« Charlot émigrant » était l’un des films préférés de Charlie Chaplin. Le film raconte l’arrivée de Charlot à New York, à bord d’un paquebot bondé d’émigrés. Une chronique sociale, un mélodrame, mais aussi une comédie burlesque qui marquera le cinéma américain du XXe siècle : la longue traversée de l’Atlantique, l’espoir devant la statue de la Liberté, les fonctionnaires autorisant ou non les étrangers à fouler la terre promise…
Sorti le 17 juin 1917, « Charlot émigrant » a contribué plus que tout autre film à construire le mythe de Charlot, l’anti-héros au grand cœur. Pour le tourner, les méthodes de travail de Charlie Chaplin vont devenir beaucoup plus exigeantes que par le passé.
Le film commence sur un bateau d’émigrants en route vers l’Amérique. Charlot, passager, coule une idylle avec Edna (Edna Purviance, l'actrice fétiche de Chaplin). Emu par sa pauvreté et sa beauté, notre héros lui glisse en cachette une partie de l’argent qu’il vient alors de gagner au jeu.
Premières désillusions
Le bateau arrive à New York. Au loin, se profile la statue de la Liberté, symbole de la terre promise et de prospérité pour ces émigrants venus de si loin. Déjà, tous se pressent avec joie sur le pont quand leur enthousiasme se trouve aussitôt refroidi par les fonctionnaires zélés du service de l’immigration, qui vont les parquer comme du bétail.
Une fois débarqué, Charlot retrouve par hasard Edna dans un café. Il a trouvé une pièce dans la rue et l’invite. Mais la pièce tombe de sa poche trouée et notre héros va du coup avoir maille à partir avec le serveur du café, un colosse totalement dépourvu d’humanité.
La perfection sinon rien
« Vingt fois sur le métier remettez votre ouvrage » disait Boileau.
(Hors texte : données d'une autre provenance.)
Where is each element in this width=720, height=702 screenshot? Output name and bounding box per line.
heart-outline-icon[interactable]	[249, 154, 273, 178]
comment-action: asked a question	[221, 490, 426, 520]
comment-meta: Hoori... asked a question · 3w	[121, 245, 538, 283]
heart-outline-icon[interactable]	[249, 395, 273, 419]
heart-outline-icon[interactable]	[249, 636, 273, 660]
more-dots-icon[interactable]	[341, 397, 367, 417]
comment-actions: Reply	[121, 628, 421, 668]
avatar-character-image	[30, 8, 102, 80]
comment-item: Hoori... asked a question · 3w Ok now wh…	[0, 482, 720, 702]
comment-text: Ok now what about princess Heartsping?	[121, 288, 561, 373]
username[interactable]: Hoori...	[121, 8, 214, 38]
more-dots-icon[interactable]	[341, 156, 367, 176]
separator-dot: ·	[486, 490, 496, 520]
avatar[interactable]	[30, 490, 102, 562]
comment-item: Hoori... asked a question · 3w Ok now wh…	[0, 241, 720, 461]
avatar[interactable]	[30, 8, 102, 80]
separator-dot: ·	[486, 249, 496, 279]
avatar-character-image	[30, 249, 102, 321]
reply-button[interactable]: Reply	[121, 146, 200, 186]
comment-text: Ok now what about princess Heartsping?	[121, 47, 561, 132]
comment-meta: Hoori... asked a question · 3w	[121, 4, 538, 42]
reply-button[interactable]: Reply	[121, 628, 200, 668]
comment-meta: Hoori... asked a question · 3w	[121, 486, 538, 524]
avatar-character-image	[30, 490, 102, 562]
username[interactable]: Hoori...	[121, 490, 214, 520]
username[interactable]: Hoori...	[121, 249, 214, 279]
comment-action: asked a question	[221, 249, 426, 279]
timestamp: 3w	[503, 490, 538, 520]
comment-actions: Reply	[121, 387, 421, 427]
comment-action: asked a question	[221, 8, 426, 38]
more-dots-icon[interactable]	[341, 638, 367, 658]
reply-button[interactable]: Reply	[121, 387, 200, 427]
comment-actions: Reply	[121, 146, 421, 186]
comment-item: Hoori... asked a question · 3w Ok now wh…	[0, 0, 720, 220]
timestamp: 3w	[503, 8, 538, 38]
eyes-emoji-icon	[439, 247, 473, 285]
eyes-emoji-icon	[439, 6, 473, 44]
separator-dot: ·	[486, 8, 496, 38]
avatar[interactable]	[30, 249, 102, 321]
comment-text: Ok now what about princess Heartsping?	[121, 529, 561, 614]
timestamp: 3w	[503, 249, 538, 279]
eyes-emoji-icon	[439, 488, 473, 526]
L’exigence de Chaplin à l’époque était telle qu’il tourna 25 000 mètres de pellicule et passa quatre jours et quatre nuits sans repos pour monter le film dans sa forme définitive. D’une durée de près de 25 minutes, sa réalisation nécessita pas moins de deux mois de tournage. Ainsi, la scène de l’addition opposant Charlot au serveur patibulaire, fut filmée plusieurs fois durant une semaine entière ! Chaplin s’aperçut en effet qu’il faisait fausse route: Henry Bergman n’était pas assez effrayant pour rendre la peur de Charlot crédible. Il annula une pleine semaine de tournage consacrée à cette scène (ce qui était révolutionnaire pour l’époque) pour donner finalement le rôle à Eric Campbell, beaucoup plus inquiétant à l’écran.
Victime du maccarthysme
« Depuis 1840, l’Amérique symbolise l’ascension sociale où nos pionniers espèrent reconstruire leur vie sur un nouveau modèle » ai-je lu dans un magazine. Mais, l’Amérique a-t-elle vraiment été un Eldorado pour Chaplin ? Malgré son immense succès, il est permis d’en douter. Alors qu’il entreprend en 1952 un voyage avec sa famille à Londres, sa ville natale, son visa de retour est supprimé. On lui reproche ses sympathies communistes et il devient Persona non grata aux États-Unis. Frappé par tant d’ingratitude, il s’établira alors en Suisse pour y vivre les 25 dernières années de sa vie avec sa famille.
En septembre 1957, soit 40 ans plus tard, Chaplin réglera ses comptes dans « Un roi à New York », réalisé en Angleterre. Il s’agit d’une satire au vitriol du mode de vie américain, ainsi qu’une dénonciation féroce du maccarthysme et de la chasse aux sorcières dont il a lui-même été victime. Le film sera d’ailleurs interdit aux Etats-Unis jusqu’en… 1976.
Mais en avril 1972, Hollywood l’invite. Chaplin oublie alors sa rancœur et traverse l’Atlantique pour fouler à nouveau le sol du pays qui l’a tant fasciné, rendu célèbre, enrichi puis chassé.
Devant 2700 personnes, qui l’acclament debout en fredonnant la mélodie des « Temps modernes », il reçoit un Oscar spécial pour l’ensemble de son œuvre. Charlot tenait enfin sa revanche.